Le 21 mars, en fin de journée, alors que la pluie martelait les arbres dans un vallon tapissé de cascades de mousse et de pierres humides, deux gardes nature effectuaient un suivi sur ce site abritant la seule population de salamandres tachetées des Bouches-du-Rhône. Soit une vingtaine d’individus vivant ici aux confins de leur aire de répartition.
Discrète et vulnérable, la salamandre tachetée peut être à tord rattachée à l’ordre des reptiles alors qu’il s’agit d’un amphibien (grenouilles, crapauds, tritons…). Animal nocturne, elle se montre lors des nuits humides où la pluie lave la forêt et où l’air s’emplit d’une fraîcheur profonde.
Ce soir-là, la météo était idéale : la pluie redoublait, mêlée parfois de grêle, et le sol ruisselait de vie. Lampe à la main et frontales allumées, les gardes fouillaient les abords moussus, inspectaient les pierres, les murets, les anfractuosités sombres. Puis, soudain, une première silhouette : un corps noir lustré par l’eau, parsemé de taches jaune vif. Une salamandre adulte d’environ 20 centimètres. Puis une deuxième. Une troisième. Au total, six individus furent repérés, émergeant lentement de leurs abris pour arpenter le sol détrempé.
À l’automne, les salamandres cherchent un partenaire pour s’accoupler. L’hiver leur rythme de vie ralentit selon la température et l’humidité. Au printemps, elles sortent pour accomplir un autre rituel vital : déposer leurs larves dans une flaque d’eau pérenne.
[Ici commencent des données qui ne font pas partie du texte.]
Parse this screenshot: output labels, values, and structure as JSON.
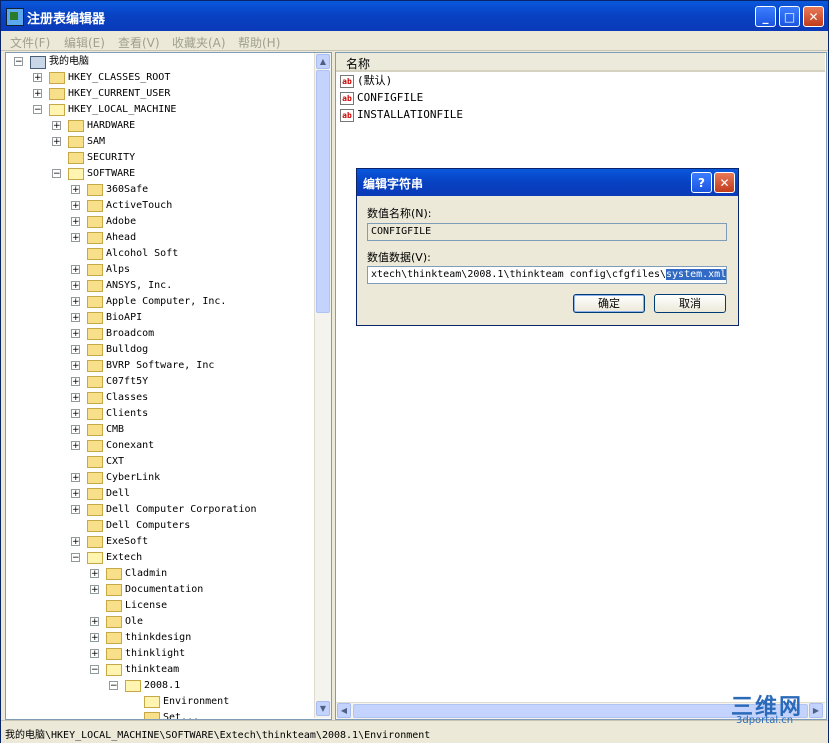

Ovovivipares, les femelles portent en elles une trentaine à une quarantaine de petites salamandres prêtes à naître. Lorsqu’elles trouvent une flaque suffisamment fraîche et stable, elles y déposent leurs larves. Ces dernières, qui sont munies de branchies externes et de petites taches jaunes à la base des pattes, nagent aussitôt.
Commence alors une vie aquatique de quatre à six mois durant lesquels ces larves voraces dévorent des vers, mollusques, myriapodes, voire leurs propres congénères si la nourriture manque. Puis elles se métamorphosent, perdent leurs branchies et rejoignent la terre ferme pour une existence terrestre.
Cette observation précieuse confirme que, malgré la précarité de leur situation, malgré les menaces (fragmentation des forêts, disparition des habitats, perte ou isolement des sites de reproduction, trafic routier, réchauffement climatique), les salamandres poursuivent leur cycle ancestral lors des pluies d’avril. En effet, le déclin des salamandres tachetées est général, accentué par la faible natalité de cet animal et le succès aléatoire de sa reproduction, certes compensés par une grande longévité… Elles peuvent vivre jusqu’à 25 ans !
Ici, dans ce repli secret de la Provence, une poignée de salamandres tachetées continue de perpétuer un miracle discret, à l’abri des regards.
La salamandre cache un super pouvoir : elle peut se re-fabriquer une patte, un museau, un œil ou même de la moelle épinière.